A crença na desigualdade biológica como causa da desigualdade econômica também serve, ideologicamente, para naturalizar hierarquias sociais, como se ricos fossem ricos porque nasceram “melhores” e pobres fossem pobres porque são “menos aptos”. Essa ideologia foi mobilizada desde o darwinismo social até as pseudociências eugênicas do século XIX e XX, e permanece viva em formas contemporâneas de neoliberalismo meritocrático, que culpabiliza os indivíduos por suas condições sociais.

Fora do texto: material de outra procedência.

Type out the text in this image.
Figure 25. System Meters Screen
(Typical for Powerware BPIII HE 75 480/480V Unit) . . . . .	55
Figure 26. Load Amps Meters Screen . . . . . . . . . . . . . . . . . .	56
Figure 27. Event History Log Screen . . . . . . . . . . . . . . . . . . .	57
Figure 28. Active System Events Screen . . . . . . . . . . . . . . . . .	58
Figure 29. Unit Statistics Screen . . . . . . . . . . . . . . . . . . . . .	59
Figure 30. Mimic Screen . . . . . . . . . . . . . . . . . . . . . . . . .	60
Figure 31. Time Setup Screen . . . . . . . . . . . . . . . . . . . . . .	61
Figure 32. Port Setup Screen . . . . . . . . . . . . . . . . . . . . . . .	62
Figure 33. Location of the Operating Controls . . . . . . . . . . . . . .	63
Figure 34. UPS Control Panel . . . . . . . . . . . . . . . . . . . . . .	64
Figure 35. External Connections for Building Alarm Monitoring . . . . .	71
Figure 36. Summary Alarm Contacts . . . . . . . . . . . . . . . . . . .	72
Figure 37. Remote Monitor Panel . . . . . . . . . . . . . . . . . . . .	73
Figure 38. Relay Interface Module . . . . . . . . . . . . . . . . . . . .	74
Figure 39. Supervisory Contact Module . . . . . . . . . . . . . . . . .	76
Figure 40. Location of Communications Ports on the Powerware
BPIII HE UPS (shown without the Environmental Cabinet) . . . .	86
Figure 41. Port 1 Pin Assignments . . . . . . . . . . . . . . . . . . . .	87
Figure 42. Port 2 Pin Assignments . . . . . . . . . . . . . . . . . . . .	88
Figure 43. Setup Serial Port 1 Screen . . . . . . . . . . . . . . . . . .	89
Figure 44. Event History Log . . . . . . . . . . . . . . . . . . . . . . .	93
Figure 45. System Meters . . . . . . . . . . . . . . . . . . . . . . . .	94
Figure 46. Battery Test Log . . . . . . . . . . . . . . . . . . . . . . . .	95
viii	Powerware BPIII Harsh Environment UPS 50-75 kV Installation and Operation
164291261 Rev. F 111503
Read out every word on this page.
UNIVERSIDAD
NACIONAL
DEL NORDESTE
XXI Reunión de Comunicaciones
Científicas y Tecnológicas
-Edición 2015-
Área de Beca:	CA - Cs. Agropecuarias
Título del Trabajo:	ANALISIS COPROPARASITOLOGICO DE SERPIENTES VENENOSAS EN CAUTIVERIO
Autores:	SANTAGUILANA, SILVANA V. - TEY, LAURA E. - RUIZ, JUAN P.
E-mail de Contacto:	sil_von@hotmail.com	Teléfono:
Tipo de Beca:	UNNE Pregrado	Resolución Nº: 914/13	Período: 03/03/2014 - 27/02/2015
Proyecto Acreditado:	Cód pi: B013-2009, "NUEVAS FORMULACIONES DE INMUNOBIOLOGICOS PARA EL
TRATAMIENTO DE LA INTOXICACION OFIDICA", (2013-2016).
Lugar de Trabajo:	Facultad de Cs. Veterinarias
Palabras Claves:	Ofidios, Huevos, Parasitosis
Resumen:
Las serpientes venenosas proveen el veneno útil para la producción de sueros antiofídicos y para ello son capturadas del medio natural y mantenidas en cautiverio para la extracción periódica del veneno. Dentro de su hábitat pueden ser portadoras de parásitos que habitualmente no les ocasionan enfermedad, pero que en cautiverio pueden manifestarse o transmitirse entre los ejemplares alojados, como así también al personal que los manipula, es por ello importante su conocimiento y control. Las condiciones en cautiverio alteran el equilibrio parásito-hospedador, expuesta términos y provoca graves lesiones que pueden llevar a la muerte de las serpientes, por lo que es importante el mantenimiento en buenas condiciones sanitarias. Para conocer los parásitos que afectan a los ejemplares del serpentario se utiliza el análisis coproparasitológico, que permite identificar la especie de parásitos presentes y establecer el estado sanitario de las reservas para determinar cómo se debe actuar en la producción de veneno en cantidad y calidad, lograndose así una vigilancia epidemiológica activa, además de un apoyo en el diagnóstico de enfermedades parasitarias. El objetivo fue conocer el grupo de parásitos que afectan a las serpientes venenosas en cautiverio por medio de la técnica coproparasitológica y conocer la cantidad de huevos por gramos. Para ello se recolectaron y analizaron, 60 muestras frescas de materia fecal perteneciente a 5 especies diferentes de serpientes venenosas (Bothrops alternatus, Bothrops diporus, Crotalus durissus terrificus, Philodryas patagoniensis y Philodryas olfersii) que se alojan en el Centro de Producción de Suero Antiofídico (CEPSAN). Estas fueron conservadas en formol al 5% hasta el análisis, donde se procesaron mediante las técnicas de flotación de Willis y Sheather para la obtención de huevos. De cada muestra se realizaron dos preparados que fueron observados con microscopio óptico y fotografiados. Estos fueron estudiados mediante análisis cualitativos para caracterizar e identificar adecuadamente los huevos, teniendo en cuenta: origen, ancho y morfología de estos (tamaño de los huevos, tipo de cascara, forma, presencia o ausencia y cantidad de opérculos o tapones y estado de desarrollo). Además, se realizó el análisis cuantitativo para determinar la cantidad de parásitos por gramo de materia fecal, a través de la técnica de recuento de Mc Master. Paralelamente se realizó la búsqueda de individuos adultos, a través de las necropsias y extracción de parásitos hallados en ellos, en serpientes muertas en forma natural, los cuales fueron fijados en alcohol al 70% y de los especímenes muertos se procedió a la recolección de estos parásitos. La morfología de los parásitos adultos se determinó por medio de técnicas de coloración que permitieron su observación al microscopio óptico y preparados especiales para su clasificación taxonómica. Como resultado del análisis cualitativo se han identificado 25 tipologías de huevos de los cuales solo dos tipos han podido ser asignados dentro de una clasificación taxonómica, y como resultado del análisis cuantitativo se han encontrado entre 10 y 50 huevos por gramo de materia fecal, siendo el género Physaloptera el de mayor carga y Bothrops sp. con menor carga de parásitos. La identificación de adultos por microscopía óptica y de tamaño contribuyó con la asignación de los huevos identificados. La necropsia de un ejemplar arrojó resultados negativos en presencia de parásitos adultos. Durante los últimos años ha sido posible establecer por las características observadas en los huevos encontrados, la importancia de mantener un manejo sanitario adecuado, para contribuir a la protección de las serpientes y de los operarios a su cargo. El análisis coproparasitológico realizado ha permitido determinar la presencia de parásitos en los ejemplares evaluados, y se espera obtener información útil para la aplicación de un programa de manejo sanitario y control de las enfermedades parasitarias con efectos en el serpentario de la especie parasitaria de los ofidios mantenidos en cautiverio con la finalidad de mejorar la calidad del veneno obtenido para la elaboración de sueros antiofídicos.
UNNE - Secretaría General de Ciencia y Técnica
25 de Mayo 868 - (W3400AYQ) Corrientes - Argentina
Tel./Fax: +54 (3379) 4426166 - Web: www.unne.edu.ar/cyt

A desigualdade econômica é uma construção histórica, cultural e política, não uma expressão inevitável da natureza humana. Igualdade social não tem a ver com um anão se tornando jogador de basquete profissional na mesma liga que gigantes de mais de dois metros. Igualdade social é sobre acesso às diferentes necessidades e potencialidades. Por exemplo, não ser considerado inferior ou com menos direitos somente por ser mais baixo. Igualdade de oportunidades é toda pessoa ter acesso à saúde, educação e moradia, independente da diferença entre elas.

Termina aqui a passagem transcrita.